Nathan (Nat) Boxer, an award-winning photographer who taught at Kirkland College from 1970 until 1977, died on December 3, 2009, in Rosedale, NY, the small upstate town where he had resided for many years. He was 84 years old.
A sound engineer with a distinguished career in film work before and after he taught on College Hill, Nat Boxer won an Academy Award for his sound work on Apocalypse Now (1979). He came to Kirkland as an associate professor of film and soon gained the affection of his students for his devotion to his craft as well as his sense of humor. He inspired a number of them to pursue careers in photography and film.
Don T. Muilenberg, a clinical psychologist at the College from 1968 until 1986, died on May 3, 2010, at the age of 73. He had been residing in Scottsdale, AZ, where he carried on a private practice in clinical psychology until his retirement.
For 18 years, from his office in the Thomas Brown Rudd Health Center, Don Muilenberg devoted himself to counseling students on College Hill. With dedication and concern, he assisted them in coping with their personal problems, to their great and lasting benefit. He was director of counseling and psychological services when he left the Hill.

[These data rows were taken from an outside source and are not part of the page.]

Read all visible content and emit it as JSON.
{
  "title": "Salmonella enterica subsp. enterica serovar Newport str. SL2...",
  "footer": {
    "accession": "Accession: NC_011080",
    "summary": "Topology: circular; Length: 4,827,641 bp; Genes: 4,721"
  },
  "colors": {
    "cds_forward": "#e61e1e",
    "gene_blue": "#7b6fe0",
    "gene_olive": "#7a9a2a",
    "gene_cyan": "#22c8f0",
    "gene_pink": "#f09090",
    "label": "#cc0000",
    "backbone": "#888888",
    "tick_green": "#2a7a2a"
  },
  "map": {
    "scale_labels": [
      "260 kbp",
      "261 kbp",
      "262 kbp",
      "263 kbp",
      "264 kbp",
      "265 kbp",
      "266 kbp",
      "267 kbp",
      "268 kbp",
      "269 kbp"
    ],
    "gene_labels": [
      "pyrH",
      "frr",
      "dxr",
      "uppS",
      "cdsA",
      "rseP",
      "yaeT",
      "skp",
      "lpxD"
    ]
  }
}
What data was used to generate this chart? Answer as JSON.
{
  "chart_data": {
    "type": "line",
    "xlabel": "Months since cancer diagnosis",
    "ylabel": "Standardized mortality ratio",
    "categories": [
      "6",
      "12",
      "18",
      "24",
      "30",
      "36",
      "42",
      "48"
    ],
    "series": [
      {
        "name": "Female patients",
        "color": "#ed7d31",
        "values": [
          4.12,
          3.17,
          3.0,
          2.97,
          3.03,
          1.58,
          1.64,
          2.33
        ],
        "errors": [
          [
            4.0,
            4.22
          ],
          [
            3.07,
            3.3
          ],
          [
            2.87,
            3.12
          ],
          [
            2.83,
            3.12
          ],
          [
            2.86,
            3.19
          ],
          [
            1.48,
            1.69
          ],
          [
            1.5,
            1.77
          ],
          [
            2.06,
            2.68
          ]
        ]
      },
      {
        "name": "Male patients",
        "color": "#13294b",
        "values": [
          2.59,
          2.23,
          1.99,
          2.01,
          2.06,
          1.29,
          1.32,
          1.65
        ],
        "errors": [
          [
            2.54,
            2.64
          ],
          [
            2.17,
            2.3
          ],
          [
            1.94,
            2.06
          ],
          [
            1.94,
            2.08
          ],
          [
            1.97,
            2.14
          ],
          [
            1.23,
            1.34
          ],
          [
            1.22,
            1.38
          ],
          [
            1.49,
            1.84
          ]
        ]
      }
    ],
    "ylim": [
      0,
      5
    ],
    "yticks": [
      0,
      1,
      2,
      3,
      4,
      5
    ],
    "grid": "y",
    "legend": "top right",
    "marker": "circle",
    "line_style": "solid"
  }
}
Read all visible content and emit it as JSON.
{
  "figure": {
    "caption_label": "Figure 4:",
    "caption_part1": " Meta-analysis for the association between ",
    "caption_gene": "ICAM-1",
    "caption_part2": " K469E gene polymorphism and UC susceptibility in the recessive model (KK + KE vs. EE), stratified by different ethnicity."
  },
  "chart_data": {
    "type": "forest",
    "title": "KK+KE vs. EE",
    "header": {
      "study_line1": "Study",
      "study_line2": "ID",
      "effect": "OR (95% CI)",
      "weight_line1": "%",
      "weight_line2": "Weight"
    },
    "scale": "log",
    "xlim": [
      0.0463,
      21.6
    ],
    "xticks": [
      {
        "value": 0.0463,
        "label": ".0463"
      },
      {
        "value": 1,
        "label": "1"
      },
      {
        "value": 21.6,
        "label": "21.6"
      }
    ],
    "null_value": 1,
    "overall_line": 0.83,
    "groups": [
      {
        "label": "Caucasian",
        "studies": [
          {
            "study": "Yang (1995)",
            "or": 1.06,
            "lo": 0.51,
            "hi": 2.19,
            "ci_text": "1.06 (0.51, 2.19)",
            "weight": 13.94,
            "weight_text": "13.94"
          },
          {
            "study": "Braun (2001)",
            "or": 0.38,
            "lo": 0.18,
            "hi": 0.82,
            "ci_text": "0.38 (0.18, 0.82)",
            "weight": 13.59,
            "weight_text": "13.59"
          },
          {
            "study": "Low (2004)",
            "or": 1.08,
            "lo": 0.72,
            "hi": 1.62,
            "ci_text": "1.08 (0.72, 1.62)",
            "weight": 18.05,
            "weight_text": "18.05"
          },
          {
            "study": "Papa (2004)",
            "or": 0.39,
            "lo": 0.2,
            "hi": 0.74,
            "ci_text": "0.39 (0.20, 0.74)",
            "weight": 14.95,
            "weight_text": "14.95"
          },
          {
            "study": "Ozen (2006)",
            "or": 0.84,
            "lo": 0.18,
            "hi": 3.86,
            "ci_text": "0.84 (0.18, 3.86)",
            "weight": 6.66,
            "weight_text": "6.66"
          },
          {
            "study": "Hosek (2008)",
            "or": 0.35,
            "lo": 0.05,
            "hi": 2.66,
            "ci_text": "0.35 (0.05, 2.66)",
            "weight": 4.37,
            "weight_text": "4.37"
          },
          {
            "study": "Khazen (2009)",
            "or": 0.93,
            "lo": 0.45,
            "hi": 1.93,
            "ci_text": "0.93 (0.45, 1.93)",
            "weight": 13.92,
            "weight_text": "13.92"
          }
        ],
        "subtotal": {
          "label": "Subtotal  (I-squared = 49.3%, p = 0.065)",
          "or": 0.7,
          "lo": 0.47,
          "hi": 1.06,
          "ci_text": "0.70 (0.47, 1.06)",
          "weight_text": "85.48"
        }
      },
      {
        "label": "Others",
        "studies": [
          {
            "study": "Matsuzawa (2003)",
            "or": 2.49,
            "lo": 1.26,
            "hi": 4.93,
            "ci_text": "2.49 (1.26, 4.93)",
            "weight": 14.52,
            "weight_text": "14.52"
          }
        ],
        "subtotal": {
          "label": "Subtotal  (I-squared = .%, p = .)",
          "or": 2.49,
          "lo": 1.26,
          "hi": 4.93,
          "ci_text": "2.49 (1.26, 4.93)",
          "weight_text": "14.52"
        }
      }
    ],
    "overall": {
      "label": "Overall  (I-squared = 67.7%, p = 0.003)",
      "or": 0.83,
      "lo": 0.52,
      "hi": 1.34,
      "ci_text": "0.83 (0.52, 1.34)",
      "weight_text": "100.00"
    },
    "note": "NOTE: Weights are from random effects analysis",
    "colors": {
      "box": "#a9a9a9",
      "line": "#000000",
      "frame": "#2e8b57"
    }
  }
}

Don T. Muilenberg is survived by his two children, Ann and Todd, as well as five grandchildren.
George W. Bahlke, emeritus professor of English, died on February 1, 2011, of complications resulting from pneumonia, at the age of 76. He had joined the Kirkland College faculty in 1969 and continued to teach at Hamilton after the two colleges were combined in 1978. He retired in 2002. His memorial biography will be published in the next issue of Hamilton.
Eugene C. Putala, emeritus professor of biology, died on April 1, 2011, following a brief illness. He came to College Hill as a charter member of the Kirkland College faculty in 1968. After Kirkland was combined with Hamilton, he stayed on to teach in the biology department until his retirement in 1989. His memorial biography will also be published in the next issue.
Andrew W. Wertz, director of the Bristol Campus Center from 1970 until 1988, died on November 11, 2010, at the age of 81. Wearing a second hat as director of student activities, he was chiefly responsible for coordinating campus events.
Born in Hamlet, NC, in 1928, “Andy” Wertz entered the U.S. Air Force following his graduation from Lincoln University in 1949. Commissioned as an officer, he served for 20 years, retiring as a lieutenant colonel in 1970. Soon thereafter, he came to College Hill, and for 17 years, until his second retirement in 1988, contributed to the smooth functioning of the College.
Andy Wertz continued to reside in the Utica area, where he became a senior tax advisor to H&R Block. He was also active in the Baptist Church and community organizations.
Predeceased by his wife Bernice, Andrew W. Wertz is survived by five children, including Andrew W. Wertz, Jr. ’83.
George Howard Williams, an instructor in English from 1949 until 1952, died on March 10, 2011, in his 100th year. He had been a resident of Springfield, MA, since 1995.
Born in Philadelphia, PA, in 1912, G. Howard Williams was a Phi Beta Kappa graduate of Amherst College. After a stint in advertising and a master's degree from Columbia University, he tried his hand at free-lance fiction writing. Failing to earn enough money to support his wife Betty and their growing family, he accepted the offer of an instructorship at Hamilton and came with his family to College Hill.
Besides teaching English composition to freshmen and grading their themes, Mr. Williams became something of a local authority on radio by writing plays for the airwaves and directing college broadcasts. It was he who also first suggested to Life magazine that it run a feature article on Hamilton. Focusing on the Class of 1953, it was published that year.
After leaving the Hill, Mr. Williams moved to Longmeadow, MA, and went to work for Monarch Life Insurance Co. He retired from Monarch as vice president for public relations in 1973.
In addition to his wife of 67 years, G. Howard Williams is survived by a daughter and two sons.